History

United Kingdom
- Name: Dart
- Builder: Sunderland
- Launched: 1818
- Fate: Wrecked in March 1838

General characteristics
- Type: Brig
- Tons burthen: 108 (bm)
- Propulsion: Sail

= Dart (1818 ship) =

Dart was a merchant ship built at Sunderland, England, in 1818. She made three voyages from Mauritius to Australia during which she also transported convicts. She was wrecked in 1838.

==Career==
Captain George Griffin commanded Dart between 1833 and 1837 voyaging to Newcastle, Mauritius, Swan River, King George Sound, Moreton Bay, and Norfolk Island, with cargoes of coal, wool, wheat, barley, hides, and opossum skins.

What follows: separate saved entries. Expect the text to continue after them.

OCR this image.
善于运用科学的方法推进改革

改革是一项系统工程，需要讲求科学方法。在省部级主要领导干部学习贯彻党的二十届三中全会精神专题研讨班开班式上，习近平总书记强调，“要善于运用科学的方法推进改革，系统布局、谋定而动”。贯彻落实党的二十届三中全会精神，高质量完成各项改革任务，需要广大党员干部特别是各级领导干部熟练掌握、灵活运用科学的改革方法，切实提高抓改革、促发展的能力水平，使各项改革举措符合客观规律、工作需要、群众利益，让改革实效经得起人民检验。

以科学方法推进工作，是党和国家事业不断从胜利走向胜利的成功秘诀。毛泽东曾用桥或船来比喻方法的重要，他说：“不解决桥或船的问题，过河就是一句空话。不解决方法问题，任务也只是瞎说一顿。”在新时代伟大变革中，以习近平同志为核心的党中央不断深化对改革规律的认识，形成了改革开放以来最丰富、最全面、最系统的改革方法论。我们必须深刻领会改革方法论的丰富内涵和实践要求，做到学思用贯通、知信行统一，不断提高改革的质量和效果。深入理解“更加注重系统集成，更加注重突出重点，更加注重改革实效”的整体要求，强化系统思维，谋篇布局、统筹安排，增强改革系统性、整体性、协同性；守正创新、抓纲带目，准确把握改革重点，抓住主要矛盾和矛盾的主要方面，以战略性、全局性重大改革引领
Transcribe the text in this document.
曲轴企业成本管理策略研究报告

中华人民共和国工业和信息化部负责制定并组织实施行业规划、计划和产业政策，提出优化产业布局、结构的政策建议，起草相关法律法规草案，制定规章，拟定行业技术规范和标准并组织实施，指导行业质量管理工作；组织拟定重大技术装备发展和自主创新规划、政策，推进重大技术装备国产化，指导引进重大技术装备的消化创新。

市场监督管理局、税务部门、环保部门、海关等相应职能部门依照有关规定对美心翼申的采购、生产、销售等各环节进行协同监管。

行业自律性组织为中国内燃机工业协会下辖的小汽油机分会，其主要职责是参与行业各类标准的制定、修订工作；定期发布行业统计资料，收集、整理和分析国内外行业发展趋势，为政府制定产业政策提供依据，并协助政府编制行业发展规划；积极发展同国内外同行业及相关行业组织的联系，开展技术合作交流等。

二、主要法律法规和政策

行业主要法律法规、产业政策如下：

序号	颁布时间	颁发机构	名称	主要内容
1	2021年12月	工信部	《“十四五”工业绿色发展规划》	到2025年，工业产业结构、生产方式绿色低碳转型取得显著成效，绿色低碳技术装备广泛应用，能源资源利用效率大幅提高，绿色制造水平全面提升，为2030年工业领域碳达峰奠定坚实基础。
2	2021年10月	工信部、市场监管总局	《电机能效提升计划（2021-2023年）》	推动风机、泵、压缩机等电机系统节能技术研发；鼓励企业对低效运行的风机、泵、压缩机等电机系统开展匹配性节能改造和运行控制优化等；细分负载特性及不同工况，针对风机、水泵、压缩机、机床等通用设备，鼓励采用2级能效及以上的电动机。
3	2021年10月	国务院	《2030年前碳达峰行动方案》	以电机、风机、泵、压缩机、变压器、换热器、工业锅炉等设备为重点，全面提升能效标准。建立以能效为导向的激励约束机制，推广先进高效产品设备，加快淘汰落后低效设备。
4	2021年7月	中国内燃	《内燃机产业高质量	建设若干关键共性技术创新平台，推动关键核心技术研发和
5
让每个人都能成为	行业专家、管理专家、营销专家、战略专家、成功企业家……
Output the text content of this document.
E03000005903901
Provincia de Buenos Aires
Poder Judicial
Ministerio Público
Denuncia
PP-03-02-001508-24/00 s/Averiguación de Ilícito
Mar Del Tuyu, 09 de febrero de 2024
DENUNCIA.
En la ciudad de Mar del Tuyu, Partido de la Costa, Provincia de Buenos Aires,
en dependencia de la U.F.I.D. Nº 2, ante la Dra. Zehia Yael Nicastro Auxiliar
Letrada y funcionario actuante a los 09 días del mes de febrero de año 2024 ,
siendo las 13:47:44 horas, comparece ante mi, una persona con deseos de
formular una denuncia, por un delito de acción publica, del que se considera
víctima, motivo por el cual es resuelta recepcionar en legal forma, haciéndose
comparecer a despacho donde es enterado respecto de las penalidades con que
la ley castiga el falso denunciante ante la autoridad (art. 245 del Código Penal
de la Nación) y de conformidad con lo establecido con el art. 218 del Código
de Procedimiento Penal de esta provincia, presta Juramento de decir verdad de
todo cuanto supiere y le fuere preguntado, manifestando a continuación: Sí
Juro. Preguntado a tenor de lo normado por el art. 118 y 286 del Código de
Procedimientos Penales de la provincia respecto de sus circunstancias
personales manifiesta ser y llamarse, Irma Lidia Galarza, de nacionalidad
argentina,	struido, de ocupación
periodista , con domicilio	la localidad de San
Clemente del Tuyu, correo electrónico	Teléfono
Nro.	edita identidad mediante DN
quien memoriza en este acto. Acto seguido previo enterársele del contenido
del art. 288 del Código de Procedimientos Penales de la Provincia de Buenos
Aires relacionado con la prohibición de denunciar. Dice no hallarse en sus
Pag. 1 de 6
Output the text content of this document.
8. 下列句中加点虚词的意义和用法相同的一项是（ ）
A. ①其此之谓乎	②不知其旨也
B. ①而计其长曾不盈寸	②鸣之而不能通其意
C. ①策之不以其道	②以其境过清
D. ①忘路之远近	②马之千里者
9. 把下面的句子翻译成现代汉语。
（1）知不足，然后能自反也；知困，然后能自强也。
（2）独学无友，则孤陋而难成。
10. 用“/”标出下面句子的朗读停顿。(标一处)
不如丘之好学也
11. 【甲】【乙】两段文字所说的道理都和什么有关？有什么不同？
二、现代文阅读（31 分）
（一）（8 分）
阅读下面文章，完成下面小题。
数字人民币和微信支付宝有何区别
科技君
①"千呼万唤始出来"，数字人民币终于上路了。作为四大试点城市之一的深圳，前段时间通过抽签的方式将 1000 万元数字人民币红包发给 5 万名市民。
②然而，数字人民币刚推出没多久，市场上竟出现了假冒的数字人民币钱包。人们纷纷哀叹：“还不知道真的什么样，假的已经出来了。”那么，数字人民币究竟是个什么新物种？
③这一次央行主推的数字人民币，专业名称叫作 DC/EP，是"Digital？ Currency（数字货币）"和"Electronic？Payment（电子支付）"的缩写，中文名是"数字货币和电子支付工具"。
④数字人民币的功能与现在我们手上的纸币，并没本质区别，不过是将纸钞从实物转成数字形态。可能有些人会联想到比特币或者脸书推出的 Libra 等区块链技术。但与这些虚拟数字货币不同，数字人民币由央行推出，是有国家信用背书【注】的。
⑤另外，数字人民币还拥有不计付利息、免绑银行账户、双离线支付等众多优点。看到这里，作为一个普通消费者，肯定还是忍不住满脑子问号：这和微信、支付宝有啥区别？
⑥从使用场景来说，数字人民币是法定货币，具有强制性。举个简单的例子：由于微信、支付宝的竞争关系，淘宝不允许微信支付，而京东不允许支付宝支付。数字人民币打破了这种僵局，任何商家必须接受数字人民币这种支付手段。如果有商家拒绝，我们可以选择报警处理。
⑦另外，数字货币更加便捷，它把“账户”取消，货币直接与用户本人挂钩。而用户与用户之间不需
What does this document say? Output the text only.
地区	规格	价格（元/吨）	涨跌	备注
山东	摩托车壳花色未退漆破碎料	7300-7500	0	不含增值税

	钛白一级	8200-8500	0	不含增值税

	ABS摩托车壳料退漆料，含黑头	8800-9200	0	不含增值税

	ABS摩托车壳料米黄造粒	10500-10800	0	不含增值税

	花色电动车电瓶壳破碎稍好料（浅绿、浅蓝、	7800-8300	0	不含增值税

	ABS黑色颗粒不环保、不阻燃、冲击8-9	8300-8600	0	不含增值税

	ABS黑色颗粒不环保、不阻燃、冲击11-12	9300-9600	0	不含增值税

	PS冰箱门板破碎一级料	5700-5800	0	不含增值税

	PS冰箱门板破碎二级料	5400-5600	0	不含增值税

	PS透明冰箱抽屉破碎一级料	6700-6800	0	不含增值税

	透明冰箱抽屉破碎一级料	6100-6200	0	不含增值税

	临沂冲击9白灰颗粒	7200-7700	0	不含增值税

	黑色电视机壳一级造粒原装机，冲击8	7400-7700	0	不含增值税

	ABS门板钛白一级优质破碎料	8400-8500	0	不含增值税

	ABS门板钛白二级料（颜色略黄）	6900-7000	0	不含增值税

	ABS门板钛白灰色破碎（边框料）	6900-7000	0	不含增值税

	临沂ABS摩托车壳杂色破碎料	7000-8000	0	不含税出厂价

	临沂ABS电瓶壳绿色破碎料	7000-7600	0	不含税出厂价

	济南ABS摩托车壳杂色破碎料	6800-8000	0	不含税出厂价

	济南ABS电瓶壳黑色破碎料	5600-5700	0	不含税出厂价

She transported one convict, Daniel Mitchell, from Mauritius in 1831, and one or more convicts in 1833. Lastly, Dart left Mauritius with two female convicts and arrived in Sydney on 9 July 1834.

==Fate==
While on a voyage for King George Sound, under the command of Captain Patton, sailing from Holdfast Bay, South Australia, on 29 March 1838, Dart went ashore on the Troubridge Shoals in Gulf St Vincent and was wrecked. There was no loss of life.